Republicans also announced that Senate committee hearings will be held on all legislation by the end of Sunday — starting at 8 a.m. Friday on additional abortion regulations before the Health and Human Services Committee, followed by a 9 a.m. hearing before the State Affairs Committee on Senate Bill 3 to limit which bathrooms and locker rooms can be used by transgender people.
SB 3 was filed late Wednesday evening by Sen. Lois Kolkhorst, R-Brenham.
Sen. José Rodríguez, head of the Senate Democratic Caucus, said Lt. Gov. Dan Patrick and Senate Republicans were emphasizing speed over good governance.
“This signals that the leadership is willing to suspend all rules, regardless, so (they) can get things done, even if it means shortchanging senators on more time to consider bills that are significant, and even if it means cutting out the public’s right to participate,” Rodriguez said.
Sen. Paul Bettencourt, head of the Senate Republican Caucus, said the post-midnight vote and rapid round of committee hearings will help his colleagues deal with significant issues in a tight time frame.
“There are lots of moving parts in the legislative process. At this point, anything can happen, and getting our work done early is the best way to be prepared for anything that can happen,” Bettencourt told the American-Statesman.
“We want to come in, go to work and vote,” he said of Republicans, adding that many of the special session bills had been considered during the regular session that ended in May.
“It’s not like these are foreign subjects that we’ve never seen before,” Bettencourt said.
But Democrats said the majority party appeared eager to stifle public input, with many Republican committee leaders announcing that they would limit registration for public hearings on bills to one hour before a hearing and three hours after it begins.
Patrick, Rodriguez said, “wants to get all of these bills out of the Senate and over to the House so the House … has enough time to act and no excuses (not to act).”
The post-midnight vote was held to meet conditions set by Abbott, who wants the Senate to approve two “sunset” bills, which will rescue five state agencies from shutting down, before he opens the special session to his 19 other priorities, including transgender bathroom policies, changes to the property tax system and limits on the regulatory authority of cities.

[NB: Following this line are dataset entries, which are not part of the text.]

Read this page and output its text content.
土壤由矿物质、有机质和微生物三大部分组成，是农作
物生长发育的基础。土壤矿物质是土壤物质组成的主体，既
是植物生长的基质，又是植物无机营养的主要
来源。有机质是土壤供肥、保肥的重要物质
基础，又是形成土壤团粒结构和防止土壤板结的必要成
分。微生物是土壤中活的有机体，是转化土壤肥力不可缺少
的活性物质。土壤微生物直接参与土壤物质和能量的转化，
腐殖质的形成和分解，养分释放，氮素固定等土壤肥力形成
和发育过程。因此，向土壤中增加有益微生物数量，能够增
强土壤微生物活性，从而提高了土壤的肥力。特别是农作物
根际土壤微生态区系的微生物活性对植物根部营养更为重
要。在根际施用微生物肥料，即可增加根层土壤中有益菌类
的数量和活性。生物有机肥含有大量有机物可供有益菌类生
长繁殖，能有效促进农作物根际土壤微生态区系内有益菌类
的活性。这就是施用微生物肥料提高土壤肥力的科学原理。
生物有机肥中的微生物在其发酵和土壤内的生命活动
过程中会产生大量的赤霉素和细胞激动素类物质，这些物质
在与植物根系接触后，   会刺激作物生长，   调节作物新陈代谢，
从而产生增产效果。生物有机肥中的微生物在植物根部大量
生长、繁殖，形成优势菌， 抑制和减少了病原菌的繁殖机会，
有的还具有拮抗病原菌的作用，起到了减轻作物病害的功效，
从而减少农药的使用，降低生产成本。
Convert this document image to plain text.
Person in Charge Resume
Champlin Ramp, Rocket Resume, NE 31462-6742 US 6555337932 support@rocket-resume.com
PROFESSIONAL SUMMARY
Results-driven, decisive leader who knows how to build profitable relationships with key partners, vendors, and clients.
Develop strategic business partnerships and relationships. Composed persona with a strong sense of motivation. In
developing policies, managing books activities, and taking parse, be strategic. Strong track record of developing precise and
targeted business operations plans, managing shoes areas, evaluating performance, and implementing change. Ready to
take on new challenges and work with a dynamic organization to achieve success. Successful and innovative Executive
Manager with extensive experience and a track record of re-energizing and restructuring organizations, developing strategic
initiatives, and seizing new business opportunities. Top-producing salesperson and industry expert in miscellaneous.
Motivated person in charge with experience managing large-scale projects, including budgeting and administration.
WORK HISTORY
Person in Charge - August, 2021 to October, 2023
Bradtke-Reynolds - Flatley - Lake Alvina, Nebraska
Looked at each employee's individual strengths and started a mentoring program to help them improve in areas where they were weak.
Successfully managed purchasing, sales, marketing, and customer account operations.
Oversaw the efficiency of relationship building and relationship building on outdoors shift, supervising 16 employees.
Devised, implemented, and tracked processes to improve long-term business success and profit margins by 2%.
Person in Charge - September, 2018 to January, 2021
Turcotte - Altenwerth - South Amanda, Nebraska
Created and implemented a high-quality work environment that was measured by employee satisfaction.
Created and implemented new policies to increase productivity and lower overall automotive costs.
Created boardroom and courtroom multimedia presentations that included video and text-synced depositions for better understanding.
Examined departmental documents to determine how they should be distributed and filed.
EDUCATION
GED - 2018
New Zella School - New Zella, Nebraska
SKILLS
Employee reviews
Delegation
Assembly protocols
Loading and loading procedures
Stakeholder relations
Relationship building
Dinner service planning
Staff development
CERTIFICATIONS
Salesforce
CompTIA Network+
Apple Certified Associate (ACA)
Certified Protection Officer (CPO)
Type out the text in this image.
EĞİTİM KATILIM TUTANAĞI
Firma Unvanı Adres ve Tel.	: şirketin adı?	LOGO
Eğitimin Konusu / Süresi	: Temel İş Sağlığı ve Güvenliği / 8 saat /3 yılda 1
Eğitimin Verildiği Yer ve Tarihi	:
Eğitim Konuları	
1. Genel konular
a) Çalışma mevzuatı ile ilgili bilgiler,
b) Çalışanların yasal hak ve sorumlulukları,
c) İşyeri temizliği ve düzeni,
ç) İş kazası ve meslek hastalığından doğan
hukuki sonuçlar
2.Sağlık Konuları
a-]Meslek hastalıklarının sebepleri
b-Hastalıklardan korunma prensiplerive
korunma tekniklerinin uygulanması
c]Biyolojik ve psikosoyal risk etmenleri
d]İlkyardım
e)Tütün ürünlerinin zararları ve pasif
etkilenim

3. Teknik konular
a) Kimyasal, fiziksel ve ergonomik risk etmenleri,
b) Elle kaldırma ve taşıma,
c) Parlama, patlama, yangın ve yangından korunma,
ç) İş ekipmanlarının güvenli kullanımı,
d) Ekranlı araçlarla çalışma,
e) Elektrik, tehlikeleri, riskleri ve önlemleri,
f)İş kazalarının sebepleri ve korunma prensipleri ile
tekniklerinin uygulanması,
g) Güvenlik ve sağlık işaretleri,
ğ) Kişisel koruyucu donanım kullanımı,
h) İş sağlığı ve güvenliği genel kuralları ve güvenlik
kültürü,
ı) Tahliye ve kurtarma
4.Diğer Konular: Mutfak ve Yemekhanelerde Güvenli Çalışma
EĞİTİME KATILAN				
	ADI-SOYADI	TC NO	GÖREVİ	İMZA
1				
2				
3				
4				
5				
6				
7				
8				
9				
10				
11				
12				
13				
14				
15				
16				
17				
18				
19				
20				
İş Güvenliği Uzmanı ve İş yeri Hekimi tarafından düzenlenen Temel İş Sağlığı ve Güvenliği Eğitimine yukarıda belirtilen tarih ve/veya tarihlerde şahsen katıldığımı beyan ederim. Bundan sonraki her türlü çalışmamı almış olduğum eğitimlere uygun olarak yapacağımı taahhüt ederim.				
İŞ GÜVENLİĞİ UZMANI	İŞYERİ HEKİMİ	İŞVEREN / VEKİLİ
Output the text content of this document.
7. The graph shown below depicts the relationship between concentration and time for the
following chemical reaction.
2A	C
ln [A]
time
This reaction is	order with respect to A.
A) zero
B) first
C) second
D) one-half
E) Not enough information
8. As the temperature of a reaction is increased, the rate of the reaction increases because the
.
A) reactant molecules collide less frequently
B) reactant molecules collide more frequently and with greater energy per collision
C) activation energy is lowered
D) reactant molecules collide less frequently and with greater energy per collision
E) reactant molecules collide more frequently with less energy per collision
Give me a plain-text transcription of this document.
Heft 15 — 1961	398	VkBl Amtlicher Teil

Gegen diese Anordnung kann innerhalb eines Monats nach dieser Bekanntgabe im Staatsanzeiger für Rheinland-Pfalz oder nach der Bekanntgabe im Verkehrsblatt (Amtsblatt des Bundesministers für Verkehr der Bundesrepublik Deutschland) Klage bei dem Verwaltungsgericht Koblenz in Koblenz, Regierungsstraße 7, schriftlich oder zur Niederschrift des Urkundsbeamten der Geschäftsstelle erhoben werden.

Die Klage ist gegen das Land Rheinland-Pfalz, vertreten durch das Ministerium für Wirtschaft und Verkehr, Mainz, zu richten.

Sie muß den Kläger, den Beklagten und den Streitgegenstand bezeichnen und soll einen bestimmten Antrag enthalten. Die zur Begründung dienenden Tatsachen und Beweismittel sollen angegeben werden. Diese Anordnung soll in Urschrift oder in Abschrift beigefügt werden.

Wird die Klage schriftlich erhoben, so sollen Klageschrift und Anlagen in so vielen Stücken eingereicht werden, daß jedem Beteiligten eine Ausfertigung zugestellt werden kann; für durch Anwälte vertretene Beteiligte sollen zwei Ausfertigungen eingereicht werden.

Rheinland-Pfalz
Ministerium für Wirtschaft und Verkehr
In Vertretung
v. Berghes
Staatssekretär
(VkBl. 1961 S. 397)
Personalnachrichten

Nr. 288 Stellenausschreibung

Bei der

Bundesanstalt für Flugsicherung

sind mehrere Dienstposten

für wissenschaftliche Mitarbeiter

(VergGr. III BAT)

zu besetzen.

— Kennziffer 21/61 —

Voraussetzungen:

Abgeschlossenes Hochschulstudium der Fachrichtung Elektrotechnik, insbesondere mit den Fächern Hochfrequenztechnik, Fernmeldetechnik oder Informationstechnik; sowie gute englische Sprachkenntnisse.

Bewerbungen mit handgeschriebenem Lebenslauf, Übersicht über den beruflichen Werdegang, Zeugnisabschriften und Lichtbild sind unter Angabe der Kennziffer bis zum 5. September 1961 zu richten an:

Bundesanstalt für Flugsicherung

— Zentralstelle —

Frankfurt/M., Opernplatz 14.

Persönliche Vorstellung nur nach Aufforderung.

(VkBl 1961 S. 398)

The Senate voted 31-0 to give initial approval to the sunset bills Wednesday, but Democrats refused to waive a rule requiring legislation to receive two votes on separate days.
Shortly after voting on the sunset bills early Thursday, Abbott expanded the special session agenda, allowing legislation to be referred to committees — allowing Friday’s hearings to be scheduled with the required notice of at least 24 hours.
Democrats had moved to delay Friday’s hearings on about a dozen bills by “tagging” them — a procedure that halts committee action for 48 hours.
Sen. Kelly Hancock, R-North Richland Hills, moved to void the tags, raising objections from several Democrats.
“Is this to prevent us from having sufficient time to study these bills?” asked Sen. Jose Rodriguez, D-El Paso. “Some of them were filed just a few minutes ago. I haven’t seen them, the public hasn’t seen them.”
Senators, however, voted along party lines to cancel the tags — the same result as Tuesday, when Senate Republicans voted to suspend the tagging rule for the first time in more than 30 years.
Meantime, the House began action on its version of sunset legislation Wednesday when the State Affairs Committee approved a bill to keep the Texas Medical Board and four other state agencies operating until 2019.
Rep. Larry Gonzales, a Round Rock Republican who wrote House Bill 1, said it was a simpler version than the Senate bill and that it was written in consultation with Abbott’s office to ensure that it meets the governor’s proclamation setting the special session.
Without action, the agencies regulating doctors, psychologists, marriage and family therapists, professional counselors and social workers would begin shutting down in September.
American-Statesman staff writer Johnathan Silver contributed to this report.